The wiki article is talking about the interuption of the light source propegating along the path of the light; not the shadow appearing to move along a wall. So your cite is correct, but not relevant to the question at hand. I think you should try to read this thread more closely and try to understand what people are saying.
Yes, I did. Did you read what I wrote? Did you understand it?
Imagine the position where the Earth’s orbit aligns to the plane of the orbit of Jupiter, and imagine both planets being in that particular alignment position, so that the Earth is exactly between the Sun and Jupiter. Would you expect to see a shadow of the Earth on Jupiter?
My point is that high parallax fails to create an actual shadow, because diffraction around the edges of the occulting body erases the primary shadow. The diffraction overtakes the primary occultation, scattering photons ahead of and behind the shadow boundary lines. The shadow becomes an indistinct dimming that cannot reliably be observed/measured.

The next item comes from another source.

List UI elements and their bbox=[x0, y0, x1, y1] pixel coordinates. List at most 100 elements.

Your hypothetical assumes a pure occultation cylinder that is not at all bounded by diffraction cones. I am not talking about theoretical shadows, I am talking about shadows as they occur in reality. Go outside, stand under that oak and look at the shadows of the leaves on the driveway: do the shadows have sharp, crisp edges? If so, you are inhabiting a universe that is not like the one I live in.

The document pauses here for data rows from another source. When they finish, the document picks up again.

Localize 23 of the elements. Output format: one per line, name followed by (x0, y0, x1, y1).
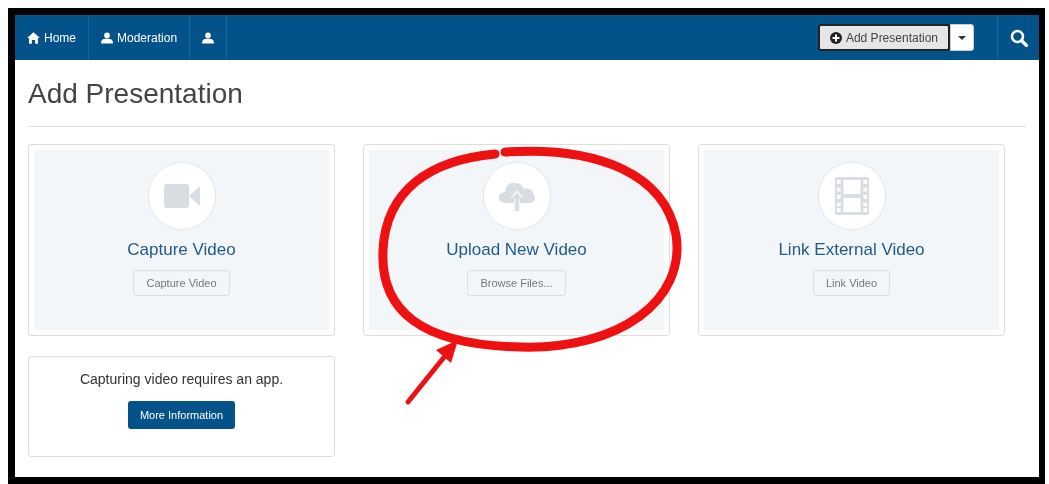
more-information-button[interactable]: More Information (127, 401, 236, 429)
nav-item[interactable]: Home (15, 15, 89, 60)
user-icon (202, 31, 215, 44)
option-button[interactable]: Capture Video (133, 270, 230, 296)
annotation-arrow (405, 340, 458, 405)
option-button[interactable]: Browse Files... (467, 270, 566, 296)
option-title: Upload New Video (446, 240, 587, 260)
cloud-upload-icon (497, 181, 536, 211)
add-presentation-button[interactable]: Add Presentation (817, 24, 950, 51)
film-strip-icon (834, 177, 869, 215)
option-button[interactable]: Link Video (812, 270, 891, 296)
option-title: Link External Video (778, 240, 925, 260)
nav-item[interactable]: Moderation (89, 15, 191, 60)
plus-circle-icon (829, 31, 842, 44)
user-icon (101, 31, 113, 44)
dropdown-button[interactable] (950, 24, 974, 51)
home-icon (27, 31, 40, 44)
video-camera-icon (163, 184, 200, 208)
page-title: Add Presentation (28, 77, 244, 111)
option-title: Capture Video (127, 240, 236, 260)
caret-icon (958, 35, 966, 40)
search-icon (1009, 28, 1028, 47)
notice-text: Capturing video requires an app. (79, 371, 284, 387)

The Moon-Earth parallax is relatively small – about 0.2% of the Earth-Sun distance – so the Moon can cast a fairly well-defined shadow on the Earth, and vice versa. When the parallax gets a lot higher, you lose your shadow in the diffraction.
Think about pulsars. Rapidly rotating neutron stars, emitting a tight beam of radiation that sweeps across space; a typical pulsar may rotate anywhere between once every couple of seconds, to thousand times a second. They have been observed hundreds of light years distant from us, so that’s a beam of radiation sweeping (at our range) a circle of hundreds of light years in radius, multiple times per second.
That projected spot of radiation is travelling many multiples of the speed of light. The spot is only being propagated out from the source at the speed of light, but the place the spot lands is a moving target, moving incredibly fast.
Sorry, but this is nonsense. If the Sun were occluded by a half-shell that blocked its light, no light whatever would reach one half of the universe. Maybe there would be a small region of penumbra at the edges of the shadow, but most of the shadow would be totally free of light.
Now imagine the Sun embedded in a nebula that reaches in all directions for at least a light year. If my hypothetical half-sphere were to orbit the Sun in a matter of days, then the shadow of this sphere would move considerably faster than light at the edge of this nebula.
Indeed, this is almost exactly what is happening in Hubble’s Variable Nebula; the star there (R Mon) is surrounded by a bank of intermittent clouds which are similar in size to itself, and on occasion these clouds block out the light of the star completely in certain directions. Diffraction and penumbral overlapping are not sufficient to allow these shadows to disappear before they cast superluminal shadows,
This is not a myth or a misperception - it is really happening in a star a few hundred light years away, and it shows that your hypothesis is incorrect.
None of the details you are bringing up now about parallax and diffraction are relevant. And your main thesis, that a moving shadow conveys information, is wrong so everything you’ve said is based on an incorrect assumption.
Shadows aren’t objects and therefore the edge of a shadow can appear to move at superluminal speeds. No information is being conveyed by the appearance of the edge of the shadow.
That is a horrifically bad hypothetical. If I were standing on Pluto, do you actually think I could see the terminator line of your half-shell pass across the surface of the planet? Seriously?
Something is happening at Monocerotis. Exactly what that is has not been established.